Extracellular vesicles are tiny parcels released from cells into the bloodstream which contain many proteins and molecules from their cell of origin and, when taken up by other cells can impact their function. For example, in response to infection, immune cells can release extracellular vesicles that are taken up by other immune cells, which then respond by releasing molecules capable of fighting infection.

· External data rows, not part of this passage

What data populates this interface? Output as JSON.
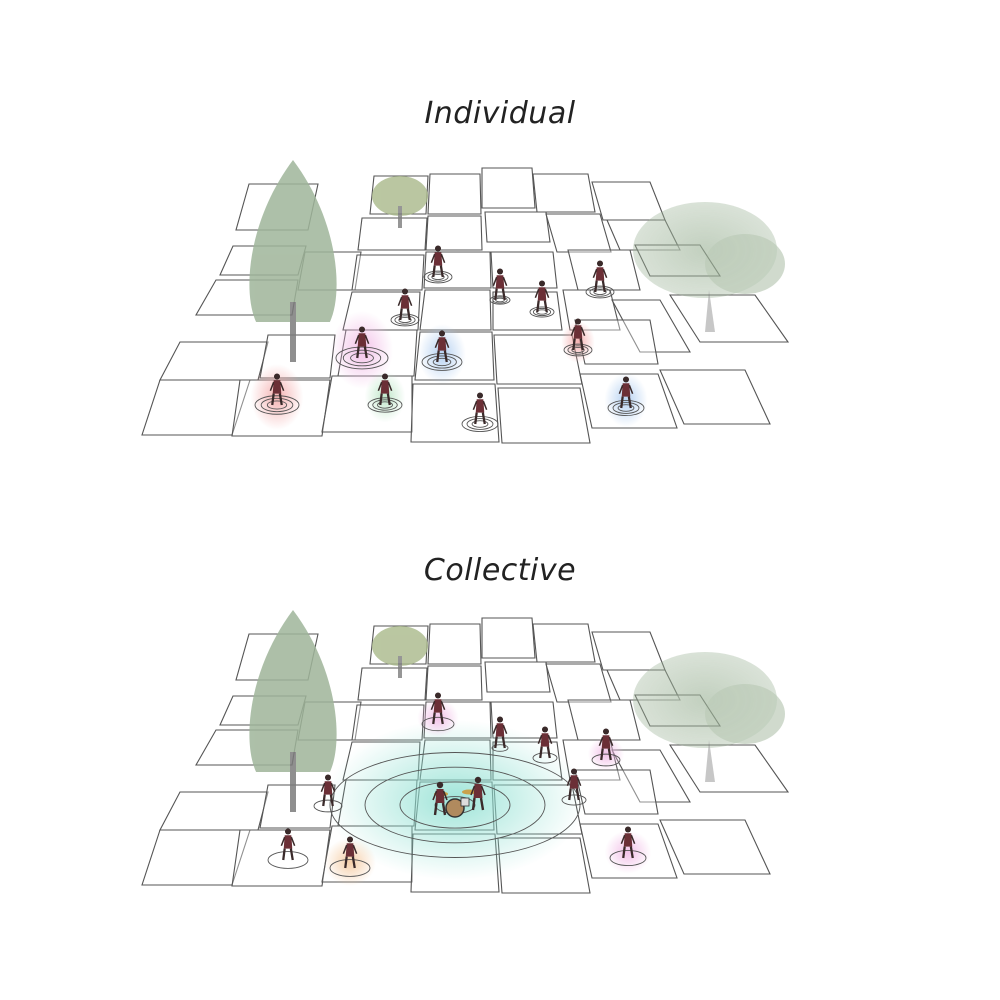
{
  "diagram": {
    "panels": [
      {
        "title": "Individual"
      },
      {
        "title": "Collective"
      }
    ]
  },
  "colors": {
    "tile_stroke": "#555555",
    "ring_stroke": "#555555",
    "glow_red": "#f3a5a5",
    "glow_blue": "#a9c9ef",
    "glow_green": "#b5e3c0",
    "glow_pink": "#f0b6e4",
    "glow_orange": "#f4c79a",
    "glow_teal": "#8fe0d2",
    "tree_foliage": "#9fb59a",
    "tree_trunk": "#7c7c7c",
    "person": "#3a2a2a"
  },
  "icons": {
    "conifer_tree": "tall-conifer-tree-icon",
    "small_tree": "small-tree-icon",
    "broad_tree": "broad-canopy-tree-icon",
    "person": "person-silhouette-icon",
    "drum_kit": "drum-kit-icon"
  }
}
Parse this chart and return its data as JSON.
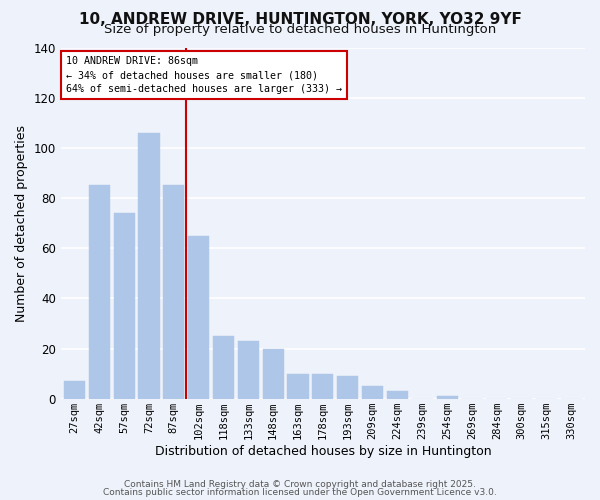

It has been previously been established that during development, cells from the placenta release extracellular vesicles into the mother’s bloodstream resulting in responses by the mother’s immune cells. However recent studies by Dr Holder and colleagues, as part of the MatImms project funded by the NIHR Imperial BRC, have demonstrated a previously unknown trafficking of extracellular vesicles from the mother’s immune cells to the placenta, with the capacity to modify its function. In this new study, Dr Holder’s team will investigate the nature of this interaction using placental and blood samples donated from patients at Imperial College Healthcare NHS Trust. The project also involves co-investigators from the Institute of Reproductive and Developmental Biology at Imperial, the London School of Hygiene and Tropical Medicine and Yale University School of Medicine, and collaborators from the Universities of Manchester and Leeds.
Dr Holder believes that unravelling this novel mechanism of interaction could be key to understanding placental responses to maternal inflammation and infection, and aid the future development of interventions for pregnancy complications such as pre-eclampsia.